Social Security disability is one of the many benefits available for people in Osceola County who have paid into the program. To be eligible to receive disability benefits, federal regulations require that the applicant have earned credits. This is true when the applicant is seeking benefits for a disability, retirement or for a family to receive survivors benefits.
The number of credits that are awarded generally changes every year and depends on how much is paid in. In 2015, for example, for every $1,220 that a person earns, they get one credit allocated. A person can earn a maximum of four credits every year. The amount required to receive credits rises on an annual basis as average earnings amount rises. Even those who have changed their jobs or not had earnings for a period will have the credits they accrued if and when they need them.
There are different rules for certain kinds of jobs. A person who is self-employed can earn credits in the same way that a person who works for someone else does. If the net annual earnings are less than $400, there will be special rules. There are also special rules for those who do domestic work, farm work, or work for a church that pays no taxes to Social Security. The number of credits required for disability benefits is contingent on the person’s age.

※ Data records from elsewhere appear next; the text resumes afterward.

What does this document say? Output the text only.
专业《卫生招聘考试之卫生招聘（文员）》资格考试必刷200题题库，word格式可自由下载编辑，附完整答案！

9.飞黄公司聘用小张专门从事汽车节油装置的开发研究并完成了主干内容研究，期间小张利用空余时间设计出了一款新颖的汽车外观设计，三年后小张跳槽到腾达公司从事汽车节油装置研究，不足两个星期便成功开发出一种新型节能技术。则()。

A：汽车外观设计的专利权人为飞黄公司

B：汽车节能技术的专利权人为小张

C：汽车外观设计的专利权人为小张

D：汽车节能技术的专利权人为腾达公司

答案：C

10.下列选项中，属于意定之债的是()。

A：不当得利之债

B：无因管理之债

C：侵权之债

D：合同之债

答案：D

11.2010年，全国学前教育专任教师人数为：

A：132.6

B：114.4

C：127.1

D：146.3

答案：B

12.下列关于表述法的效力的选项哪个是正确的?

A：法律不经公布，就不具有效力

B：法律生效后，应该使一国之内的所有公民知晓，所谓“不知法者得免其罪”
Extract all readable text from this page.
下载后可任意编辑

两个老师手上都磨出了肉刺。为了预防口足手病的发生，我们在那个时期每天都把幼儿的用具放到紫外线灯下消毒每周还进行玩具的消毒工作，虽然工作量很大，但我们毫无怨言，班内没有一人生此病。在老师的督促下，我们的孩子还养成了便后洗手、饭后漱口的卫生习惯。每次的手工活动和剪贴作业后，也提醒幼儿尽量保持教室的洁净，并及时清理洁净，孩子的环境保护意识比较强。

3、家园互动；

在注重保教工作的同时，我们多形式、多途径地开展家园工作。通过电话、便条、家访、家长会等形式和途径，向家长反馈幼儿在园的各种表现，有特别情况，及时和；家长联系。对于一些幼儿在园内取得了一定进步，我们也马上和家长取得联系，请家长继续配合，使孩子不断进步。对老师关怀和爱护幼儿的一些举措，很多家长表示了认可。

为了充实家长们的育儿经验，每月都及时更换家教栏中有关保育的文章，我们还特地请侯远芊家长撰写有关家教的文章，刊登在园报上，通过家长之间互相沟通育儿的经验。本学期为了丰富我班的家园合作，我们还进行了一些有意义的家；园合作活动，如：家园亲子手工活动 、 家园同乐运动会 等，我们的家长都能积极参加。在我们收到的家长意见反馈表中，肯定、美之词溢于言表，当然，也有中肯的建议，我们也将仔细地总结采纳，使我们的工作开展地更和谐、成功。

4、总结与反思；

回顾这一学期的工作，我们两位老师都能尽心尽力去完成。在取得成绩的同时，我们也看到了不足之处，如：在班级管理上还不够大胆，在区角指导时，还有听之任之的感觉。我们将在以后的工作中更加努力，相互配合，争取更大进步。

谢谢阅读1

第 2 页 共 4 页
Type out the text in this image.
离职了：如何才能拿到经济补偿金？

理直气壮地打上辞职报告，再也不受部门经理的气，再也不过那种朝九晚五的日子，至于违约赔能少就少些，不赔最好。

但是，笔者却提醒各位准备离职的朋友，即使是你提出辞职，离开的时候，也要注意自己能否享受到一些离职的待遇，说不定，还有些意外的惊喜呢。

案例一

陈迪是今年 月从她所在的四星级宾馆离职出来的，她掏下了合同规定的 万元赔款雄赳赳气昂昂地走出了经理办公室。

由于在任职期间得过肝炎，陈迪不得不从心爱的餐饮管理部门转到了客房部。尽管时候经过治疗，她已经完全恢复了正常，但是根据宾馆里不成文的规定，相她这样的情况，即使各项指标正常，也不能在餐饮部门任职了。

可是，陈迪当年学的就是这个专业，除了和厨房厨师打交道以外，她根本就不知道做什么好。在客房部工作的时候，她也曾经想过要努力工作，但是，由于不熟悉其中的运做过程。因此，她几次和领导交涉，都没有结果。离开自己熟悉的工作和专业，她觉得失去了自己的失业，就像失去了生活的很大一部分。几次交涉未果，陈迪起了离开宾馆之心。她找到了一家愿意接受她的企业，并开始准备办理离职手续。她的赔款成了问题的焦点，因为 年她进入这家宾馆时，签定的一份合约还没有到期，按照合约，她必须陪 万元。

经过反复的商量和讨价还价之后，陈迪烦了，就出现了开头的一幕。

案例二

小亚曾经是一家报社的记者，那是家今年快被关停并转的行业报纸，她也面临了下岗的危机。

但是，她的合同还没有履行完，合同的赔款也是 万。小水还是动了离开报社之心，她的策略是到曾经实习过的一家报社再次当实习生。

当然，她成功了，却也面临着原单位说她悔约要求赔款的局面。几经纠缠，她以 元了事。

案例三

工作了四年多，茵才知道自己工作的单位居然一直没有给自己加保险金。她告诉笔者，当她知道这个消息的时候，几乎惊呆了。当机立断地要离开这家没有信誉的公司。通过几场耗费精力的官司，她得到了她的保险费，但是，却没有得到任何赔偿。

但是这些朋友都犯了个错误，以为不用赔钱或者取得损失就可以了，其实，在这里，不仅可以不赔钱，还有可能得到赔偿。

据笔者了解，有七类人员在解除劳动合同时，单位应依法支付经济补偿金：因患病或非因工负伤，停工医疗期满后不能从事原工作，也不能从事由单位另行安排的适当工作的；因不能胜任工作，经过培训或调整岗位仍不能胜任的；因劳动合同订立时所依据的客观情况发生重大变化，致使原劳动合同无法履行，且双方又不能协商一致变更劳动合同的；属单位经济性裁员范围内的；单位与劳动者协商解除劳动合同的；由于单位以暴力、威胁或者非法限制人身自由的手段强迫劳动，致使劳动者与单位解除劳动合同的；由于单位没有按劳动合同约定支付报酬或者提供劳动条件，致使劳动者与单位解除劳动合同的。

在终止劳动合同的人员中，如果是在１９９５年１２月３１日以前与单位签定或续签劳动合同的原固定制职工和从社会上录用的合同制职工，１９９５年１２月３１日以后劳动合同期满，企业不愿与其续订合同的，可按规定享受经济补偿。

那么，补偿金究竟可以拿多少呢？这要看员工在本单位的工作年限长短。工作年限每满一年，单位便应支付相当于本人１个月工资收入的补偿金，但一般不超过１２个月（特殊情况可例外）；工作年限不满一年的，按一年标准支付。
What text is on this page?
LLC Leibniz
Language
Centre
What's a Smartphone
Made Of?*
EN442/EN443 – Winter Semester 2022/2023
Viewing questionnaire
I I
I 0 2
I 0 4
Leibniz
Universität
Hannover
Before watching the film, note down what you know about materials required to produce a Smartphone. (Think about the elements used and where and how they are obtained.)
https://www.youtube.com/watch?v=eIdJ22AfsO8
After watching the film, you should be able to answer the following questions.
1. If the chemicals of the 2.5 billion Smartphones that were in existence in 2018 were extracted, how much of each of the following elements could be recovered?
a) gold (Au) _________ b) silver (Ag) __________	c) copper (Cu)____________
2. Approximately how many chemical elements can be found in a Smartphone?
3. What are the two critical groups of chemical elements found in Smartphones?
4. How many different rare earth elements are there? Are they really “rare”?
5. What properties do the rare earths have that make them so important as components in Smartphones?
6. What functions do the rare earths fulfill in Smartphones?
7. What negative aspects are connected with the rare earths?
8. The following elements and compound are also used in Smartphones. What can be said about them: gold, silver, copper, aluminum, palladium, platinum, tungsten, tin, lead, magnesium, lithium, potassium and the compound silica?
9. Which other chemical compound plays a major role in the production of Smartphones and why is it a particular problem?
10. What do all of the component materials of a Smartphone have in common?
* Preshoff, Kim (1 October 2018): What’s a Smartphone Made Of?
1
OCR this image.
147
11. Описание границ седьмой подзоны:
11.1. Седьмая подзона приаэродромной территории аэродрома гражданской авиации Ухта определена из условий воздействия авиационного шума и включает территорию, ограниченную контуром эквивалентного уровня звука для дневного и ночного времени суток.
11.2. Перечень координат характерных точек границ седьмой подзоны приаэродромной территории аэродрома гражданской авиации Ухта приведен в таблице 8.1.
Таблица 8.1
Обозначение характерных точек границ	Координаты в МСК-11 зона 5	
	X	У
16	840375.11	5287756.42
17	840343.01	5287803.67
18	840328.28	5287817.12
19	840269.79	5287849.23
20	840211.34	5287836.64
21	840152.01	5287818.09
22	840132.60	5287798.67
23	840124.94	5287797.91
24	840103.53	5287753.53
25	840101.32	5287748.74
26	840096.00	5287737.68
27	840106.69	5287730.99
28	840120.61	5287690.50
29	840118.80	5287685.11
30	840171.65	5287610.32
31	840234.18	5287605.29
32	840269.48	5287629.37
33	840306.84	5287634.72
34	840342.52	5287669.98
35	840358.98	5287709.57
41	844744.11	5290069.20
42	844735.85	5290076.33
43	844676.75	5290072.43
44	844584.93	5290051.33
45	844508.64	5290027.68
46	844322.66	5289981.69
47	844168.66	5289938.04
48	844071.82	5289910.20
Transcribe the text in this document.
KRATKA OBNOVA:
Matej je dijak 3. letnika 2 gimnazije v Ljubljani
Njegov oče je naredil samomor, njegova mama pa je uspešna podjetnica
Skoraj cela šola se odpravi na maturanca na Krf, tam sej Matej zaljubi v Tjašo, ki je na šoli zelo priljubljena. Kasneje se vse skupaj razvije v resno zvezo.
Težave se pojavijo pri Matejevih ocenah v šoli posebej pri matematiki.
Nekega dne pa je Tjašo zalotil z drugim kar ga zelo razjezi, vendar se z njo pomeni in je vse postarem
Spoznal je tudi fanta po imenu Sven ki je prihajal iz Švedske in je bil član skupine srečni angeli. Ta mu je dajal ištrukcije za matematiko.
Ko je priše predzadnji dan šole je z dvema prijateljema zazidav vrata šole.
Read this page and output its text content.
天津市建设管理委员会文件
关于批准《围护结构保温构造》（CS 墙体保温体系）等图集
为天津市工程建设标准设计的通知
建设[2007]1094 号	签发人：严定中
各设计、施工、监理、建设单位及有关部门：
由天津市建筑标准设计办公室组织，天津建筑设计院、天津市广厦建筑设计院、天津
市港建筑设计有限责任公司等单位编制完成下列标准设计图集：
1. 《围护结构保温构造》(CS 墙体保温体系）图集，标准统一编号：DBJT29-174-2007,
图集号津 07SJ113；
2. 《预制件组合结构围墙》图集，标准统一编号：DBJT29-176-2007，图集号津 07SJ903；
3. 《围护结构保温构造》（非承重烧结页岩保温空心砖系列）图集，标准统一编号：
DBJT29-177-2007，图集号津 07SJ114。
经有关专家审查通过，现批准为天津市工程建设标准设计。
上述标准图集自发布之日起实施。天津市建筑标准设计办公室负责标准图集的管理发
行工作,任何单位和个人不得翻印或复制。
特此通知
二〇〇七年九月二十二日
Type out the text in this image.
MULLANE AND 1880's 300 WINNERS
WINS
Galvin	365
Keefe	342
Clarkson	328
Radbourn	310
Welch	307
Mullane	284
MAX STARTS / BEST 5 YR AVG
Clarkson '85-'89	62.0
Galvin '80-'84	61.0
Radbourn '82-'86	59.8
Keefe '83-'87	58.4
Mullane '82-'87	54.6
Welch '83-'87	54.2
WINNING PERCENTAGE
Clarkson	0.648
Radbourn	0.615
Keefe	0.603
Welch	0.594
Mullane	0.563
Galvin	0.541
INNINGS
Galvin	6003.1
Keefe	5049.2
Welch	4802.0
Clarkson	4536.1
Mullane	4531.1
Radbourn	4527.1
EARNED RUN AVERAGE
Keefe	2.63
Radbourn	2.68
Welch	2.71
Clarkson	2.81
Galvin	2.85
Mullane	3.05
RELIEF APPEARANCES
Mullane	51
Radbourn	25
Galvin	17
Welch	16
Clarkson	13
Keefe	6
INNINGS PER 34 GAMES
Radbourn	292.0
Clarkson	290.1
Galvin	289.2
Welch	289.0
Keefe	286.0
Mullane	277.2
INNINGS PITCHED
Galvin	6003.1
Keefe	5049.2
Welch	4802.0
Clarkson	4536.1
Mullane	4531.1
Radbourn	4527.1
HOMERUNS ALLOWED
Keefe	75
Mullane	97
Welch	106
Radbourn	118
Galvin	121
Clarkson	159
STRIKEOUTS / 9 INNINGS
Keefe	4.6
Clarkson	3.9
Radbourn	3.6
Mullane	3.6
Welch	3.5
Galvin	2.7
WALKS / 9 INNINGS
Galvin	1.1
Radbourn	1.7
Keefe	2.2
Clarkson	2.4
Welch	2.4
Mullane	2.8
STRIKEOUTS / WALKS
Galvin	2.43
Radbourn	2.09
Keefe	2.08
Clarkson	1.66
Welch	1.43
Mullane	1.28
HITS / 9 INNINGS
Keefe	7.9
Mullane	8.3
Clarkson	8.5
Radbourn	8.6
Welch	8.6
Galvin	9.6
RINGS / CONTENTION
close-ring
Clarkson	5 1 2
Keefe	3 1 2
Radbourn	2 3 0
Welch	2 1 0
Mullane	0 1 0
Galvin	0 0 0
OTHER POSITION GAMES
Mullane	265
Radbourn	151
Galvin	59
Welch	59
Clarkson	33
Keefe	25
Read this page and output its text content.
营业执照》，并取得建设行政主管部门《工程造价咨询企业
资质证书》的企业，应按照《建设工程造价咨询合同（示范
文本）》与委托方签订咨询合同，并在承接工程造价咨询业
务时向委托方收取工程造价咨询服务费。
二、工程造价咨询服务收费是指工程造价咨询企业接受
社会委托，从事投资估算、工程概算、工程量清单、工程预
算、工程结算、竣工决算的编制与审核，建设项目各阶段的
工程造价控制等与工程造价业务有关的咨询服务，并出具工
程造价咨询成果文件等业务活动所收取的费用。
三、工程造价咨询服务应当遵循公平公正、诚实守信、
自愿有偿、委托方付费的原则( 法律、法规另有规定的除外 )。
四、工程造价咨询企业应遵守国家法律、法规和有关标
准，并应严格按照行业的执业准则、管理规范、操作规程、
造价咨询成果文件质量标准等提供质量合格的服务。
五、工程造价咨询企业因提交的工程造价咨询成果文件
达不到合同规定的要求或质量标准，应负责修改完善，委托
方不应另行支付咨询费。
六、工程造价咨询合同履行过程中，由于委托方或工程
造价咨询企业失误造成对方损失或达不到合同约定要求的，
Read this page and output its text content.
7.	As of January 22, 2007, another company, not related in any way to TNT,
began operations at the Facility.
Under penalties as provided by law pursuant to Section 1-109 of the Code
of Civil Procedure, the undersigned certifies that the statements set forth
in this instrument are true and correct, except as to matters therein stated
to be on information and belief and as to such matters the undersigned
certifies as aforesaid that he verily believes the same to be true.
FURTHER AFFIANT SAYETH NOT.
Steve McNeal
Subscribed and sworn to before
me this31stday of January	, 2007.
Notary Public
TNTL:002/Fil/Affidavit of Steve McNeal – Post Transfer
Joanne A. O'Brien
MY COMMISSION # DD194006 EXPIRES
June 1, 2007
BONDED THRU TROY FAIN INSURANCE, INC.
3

If the claimant is disabled before reaching the age of 24, it is generally required that he or she will have worked for at least one year-and-a-half and have six credits in the three years prior to becoming disabled. For someone between 24 and 30, there must be credits for half the time between age 21 and the time in which the disability occurred. For someone 31 or older, it is generally required to have a minimum of 20 credits in the ten years prior to becoming disabled.